A short list of these U.S. companies includes Hewlett-Packard, General Dynamics, Raytheon, Volvo, Boeing, General Electric, Lockheed Martin, Motorola Solutions and Caterpillar. SJP also wants USF to boycott and sanction any enterprise that enables oppression.
"The goal of SJP is to raise awareness for the plight of the Palestinians and how we, as students, can directly make a difference," Erchid said. "We believe that our mission as students living in a free democracy is to promote the cause of justice and speak out against oppression. More and more people are standing up against Israel's injustices as its occupation and expansionism in Palestine continue to intensify.
"Now, more than ever, the movement for Palestinian rights is growing all over the world, and in particular, on college campuses. SJP has become a fast-growing network of campus organizations, representing chapters all over the United States from San Francisco to New York."
During its founding in 2010, SJP leaders, all American citizens, adopted the nonviolent approach of King and Gandhi to challenge the accepted Israeli narrative about its subjugation of Palestinians.

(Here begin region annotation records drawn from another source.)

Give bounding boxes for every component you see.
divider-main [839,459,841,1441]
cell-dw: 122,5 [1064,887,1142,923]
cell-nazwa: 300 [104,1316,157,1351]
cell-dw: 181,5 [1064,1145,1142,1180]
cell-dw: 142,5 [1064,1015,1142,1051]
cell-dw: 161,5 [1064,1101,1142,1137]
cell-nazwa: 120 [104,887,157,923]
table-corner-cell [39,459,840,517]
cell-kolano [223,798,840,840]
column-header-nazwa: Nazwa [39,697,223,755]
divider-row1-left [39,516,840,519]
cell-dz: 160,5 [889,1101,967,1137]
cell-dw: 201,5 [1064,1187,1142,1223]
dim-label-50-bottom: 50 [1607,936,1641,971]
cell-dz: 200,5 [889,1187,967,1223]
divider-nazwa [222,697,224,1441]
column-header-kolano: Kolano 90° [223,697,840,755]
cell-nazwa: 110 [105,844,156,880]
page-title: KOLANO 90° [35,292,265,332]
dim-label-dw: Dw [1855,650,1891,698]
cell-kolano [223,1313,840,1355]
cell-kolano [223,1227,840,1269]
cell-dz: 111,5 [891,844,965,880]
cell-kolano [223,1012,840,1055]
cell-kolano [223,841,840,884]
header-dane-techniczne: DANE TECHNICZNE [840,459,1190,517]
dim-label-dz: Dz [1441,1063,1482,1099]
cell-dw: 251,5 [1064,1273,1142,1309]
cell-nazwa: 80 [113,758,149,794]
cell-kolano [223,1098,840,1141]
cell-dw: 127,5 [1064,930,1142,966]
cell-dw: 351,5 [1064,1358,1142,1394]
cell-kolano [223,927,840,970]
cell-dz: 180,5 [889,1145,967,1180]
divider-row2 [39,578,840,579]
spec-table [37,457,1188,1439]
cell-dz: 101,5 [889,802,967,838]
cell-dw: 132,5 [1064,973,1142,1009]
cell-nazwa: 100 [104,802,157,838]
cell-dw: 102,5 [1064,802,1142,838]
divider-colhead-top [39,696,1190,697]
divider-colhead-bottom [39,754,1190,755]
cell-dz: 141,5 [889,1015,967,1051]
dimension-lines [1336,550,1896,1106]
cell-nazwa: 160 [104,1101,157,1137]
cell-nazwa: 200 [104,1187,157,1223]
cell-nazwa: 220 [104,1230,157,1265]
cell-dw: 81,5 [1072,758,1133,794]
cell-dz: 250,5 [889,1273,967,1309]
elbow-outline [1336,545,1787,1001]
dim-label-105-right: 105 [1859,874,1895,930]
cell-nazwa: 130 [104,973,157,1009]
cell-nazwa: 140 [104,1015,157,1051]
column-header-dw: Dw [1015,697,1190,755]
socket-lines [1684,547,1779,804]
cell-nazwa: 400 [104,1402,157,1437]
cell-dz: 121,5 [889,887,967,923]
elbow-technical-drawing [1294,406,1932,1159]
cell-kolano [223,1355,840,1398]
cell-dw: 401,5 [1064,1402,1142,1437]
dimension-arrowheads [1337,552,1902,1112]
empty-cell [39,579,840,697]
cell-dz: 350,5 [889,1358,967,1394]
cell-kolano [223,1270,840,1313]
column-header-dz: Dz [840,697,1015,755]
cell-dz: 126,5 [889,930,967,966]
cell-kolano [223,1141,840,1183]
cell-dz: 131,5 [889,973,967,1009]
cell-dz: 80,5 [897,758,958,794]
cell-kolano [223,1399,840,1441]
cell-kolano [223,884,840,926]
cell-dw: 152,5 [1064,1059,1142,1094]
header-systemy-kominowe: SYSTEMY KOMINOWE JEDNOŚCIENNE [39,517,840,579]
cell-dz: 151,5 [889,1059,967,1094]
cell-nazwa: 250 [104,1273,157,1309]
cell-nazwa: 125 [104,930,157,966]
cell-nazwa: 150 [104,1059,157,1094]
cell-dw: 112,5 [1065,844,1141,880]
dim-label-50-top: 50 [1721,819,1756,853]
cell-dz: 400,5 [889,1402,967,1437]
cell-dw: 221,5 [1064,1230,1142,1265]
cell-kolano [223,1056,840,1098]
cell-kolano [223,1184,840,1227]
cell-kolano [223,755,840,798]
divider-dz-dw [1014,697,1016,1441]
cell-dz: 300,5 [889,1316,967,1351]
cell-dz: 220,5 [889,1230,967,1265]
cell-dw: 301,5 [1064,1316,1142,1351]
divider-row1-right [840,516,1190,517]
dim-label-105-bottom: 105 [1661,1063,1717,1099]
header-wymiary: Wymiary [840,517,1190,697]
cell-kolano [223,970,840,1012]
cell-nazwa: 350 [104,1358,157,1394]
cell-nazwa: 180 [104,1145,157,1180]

I asked Erchid to explain why SJP has been able to gain such strong support among students.
"We helped students understand what an endowment is and how the money is invested," Erchid said. "We informed students that the $391 million endowment does not have any policy that ensures ethical investment. We helped them understand how our university's investments were hardly transparent."
Last year, when SJP asked the Student Government Association to draft a resolution expressing support for boycotting and divesting from corporations that violated Palestinian human rights, the SJP was told that if it delivered a petition with at least 1,540 signatures supporting its objectives, the SGA would put the issue on the ballot for a student vote. The signatures were obtained, but the day before the referendum a USF official advised student government to take it off the ballot and cited potential legal concerns. The referendum remained on the ballot, but days after the election the student body president emailed the student body to apologize and said the referendum wouldn't be recorded as an official SGA referendum.
This year, SJP bypassed student government and collected 10,200 signatures on a petition requesting that the foundation divest. It will present those signatures at a meeting this week with the USF Foundation.
"When students spoke with 10,000 signatures, it shows how serious students are about revising our university's endowment policies,'' Erchid said. "The Israel-Palestine question should not be dismissed. SJP at USF works towards raising awareness with the hopes of bringing about a peaceful end to the occupation with equal rights for both Palestinians and Israelis living side by side."